Contents
GENEActiv Workflow
Hodgkin Huxley model
Muscle Twitch Simulation

Below are three examples of my previous work: creating a GENEActiv workflow, simulating neurons with the Hodgkin Huxley model, and simulating a muscle twitch. The first project has been part of my work at Rush University while the latter two come from class work as part of my Master’s degree at Illinois Institute of Technology.


GENEActiv Workflow (Rush University)

The GENEActiv workflow has been my largest contribution at Rush. GENEActivs are a wrist worn device that record a high time resolution accelerometer signal along with skin temperature and light intensity. The GENEActivs are used as a modern replacement for a previous activity monitor, an actical, to provide additional information. Actical used an accelerometer as well but to save limited storage space the signal was processed in real-time to a new “counts” signal intended to summarize the wearer’s activity levels over the last 15 seconds. As such the first task was to imitate the actical’s signal to allow GENEActiv data to contribute to the actical data set.

After successfully converting the GENEActiv signal to counts, incoming files needed to be processed and summarized to start the inflow of new data. Processing includes quality control, converting to counts, calculating actical’s variables and, to make use of the additional information in the GENEActiv signals, calculating new variables from the raw accelerometer signal.


Figure 1: Quality Control GUI for finding days when the device was not worn. Red shaded area marks days auto-detected as missing.


When GENEActiv files come in they can include periods at the end of their signal after the device was removed from the participant. To remove these segments and times when the participant removed the device, files are manually check with a quality control GUI (Figure 1). A user selects the days at the bottom corresponding to periods of non-wear. To assist the process, the GUI searches for these windows with a linear decision line using the number of times the acceleration signal crossed zero and the standard deviation in skin temperature over the day. In Figure 1 above the shaded red area indicates a day that should likely be removed.

With the signals cleaned, they are sent down two paths. The first goes on to mimic it’s predecessor and the second to add new variables. These new variables include time walking and the in progress sleep detection.

Figure 2: Detection of time walking. The accelerometer data are steps detected using a GENEActiv. The black lines demarcate periods of walking. (Note: y-axis variation is due to random jitter added to help see steps in highly clustered areas.)

Figure 2 shows the detection of walking periods. On the top are steps found with GENEActiv’s signal using a method of correlating the signal with a frequency varying complex wave. The step tracker signal below contains the true step locations from a device designed to fire when pressure is applied to a sensor on the bottom of the foot.

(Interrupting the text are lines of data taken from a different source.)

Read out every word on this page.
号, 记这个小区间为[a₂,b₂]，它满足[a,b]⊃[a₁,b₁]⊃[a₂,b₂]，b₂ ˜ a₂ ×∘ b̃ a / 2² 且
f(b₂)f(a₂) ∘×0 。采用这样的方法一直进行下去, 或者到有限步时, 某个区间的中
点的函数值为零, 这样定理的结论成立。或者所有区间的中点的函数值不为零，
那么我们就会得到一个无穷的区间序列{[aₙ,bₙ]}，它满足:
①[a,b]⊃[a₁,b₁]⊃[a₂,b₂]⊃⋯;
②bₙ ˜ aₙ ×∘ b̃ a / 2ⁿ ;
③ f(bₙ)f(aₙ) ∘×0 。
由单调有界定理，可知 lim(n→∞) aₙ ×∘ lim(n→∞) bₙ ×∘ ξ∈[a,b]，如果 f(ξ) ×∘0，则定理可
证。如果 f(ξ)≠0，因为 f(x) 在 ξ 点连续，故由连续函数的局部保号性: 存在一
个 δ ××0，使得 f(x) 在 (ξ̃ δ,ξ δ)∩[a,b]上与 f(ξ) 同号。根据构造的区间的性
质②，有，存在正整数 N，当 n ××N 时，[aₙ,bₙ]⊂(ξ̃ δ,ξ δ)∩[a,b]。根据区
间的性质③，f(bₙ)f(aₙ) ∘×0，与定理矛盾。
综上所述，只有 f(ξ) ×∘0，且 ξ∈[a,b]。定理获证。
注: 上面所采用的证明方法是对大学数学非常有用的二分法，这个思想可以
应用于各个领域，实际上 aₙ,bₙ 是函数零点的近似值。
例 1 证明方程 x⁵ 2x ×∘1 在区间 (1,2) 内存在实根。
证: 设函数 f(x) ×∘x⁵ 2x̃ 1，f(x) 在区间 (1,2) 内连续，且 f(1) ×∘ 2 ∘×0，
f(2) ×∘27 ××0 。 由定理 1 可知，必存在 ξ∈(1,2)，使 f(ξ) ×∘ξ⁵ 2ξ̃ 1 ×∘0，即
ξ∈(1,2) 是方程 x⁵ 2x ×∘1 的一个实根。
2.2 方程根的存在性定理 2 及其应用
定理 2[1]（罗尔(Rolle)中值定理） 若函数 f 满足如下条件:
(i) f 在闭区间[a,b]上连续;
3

Despite the over-prediction of steps by the GENEActiv algorithm during non-walking periods, when searching for windows with a high concentration of steps (indicated by the black lines below the accelerometer data) the calculated time walking matches the true (step tracker) data closely.


Hodgkin Huxley model (Illinois Tech)

My favorite project from school was using the Hodgkin Huxley model to simulate neurons and show some of their characteristics The MATLAB code I wrote for simulating the Hodgkin Huxley neurons and generating the figures. (Note: the figures here have been modified to better match the site theme) . Inspired by Eugene M. Izhikevich’s book Dynamical Systems in Neuroscience and György Buzsáki’s Rhythms of the Brain, the simulation was used to show refractory periods, the change in firing threshold based on the neuron’s state, how rhythms occur, and a simple and meaningless network of neurons continuously stimulated each other was created by connecting 50 simulated neurons.

Action potentials are the result of charged ions (such as Na+ K+) moving in and out of a neuron, changing it’s membrane potential. Neurons actively drive Na+ ions out of the cell and K+ into the cell, past their equilibrium concentrations. As a result, if the ions are allowed to flow freely they will move back towards equilibrium, down the electrochemical gradient, leading to a net change in membrane potential. As a relative measure (charge outside the cell relative to inside of the cell), the membrane potential is dependent on a reference point that can be set to any value. For simplicity Hodgkin and Huxley chose mV to be the membrane potential of a neuron at rest.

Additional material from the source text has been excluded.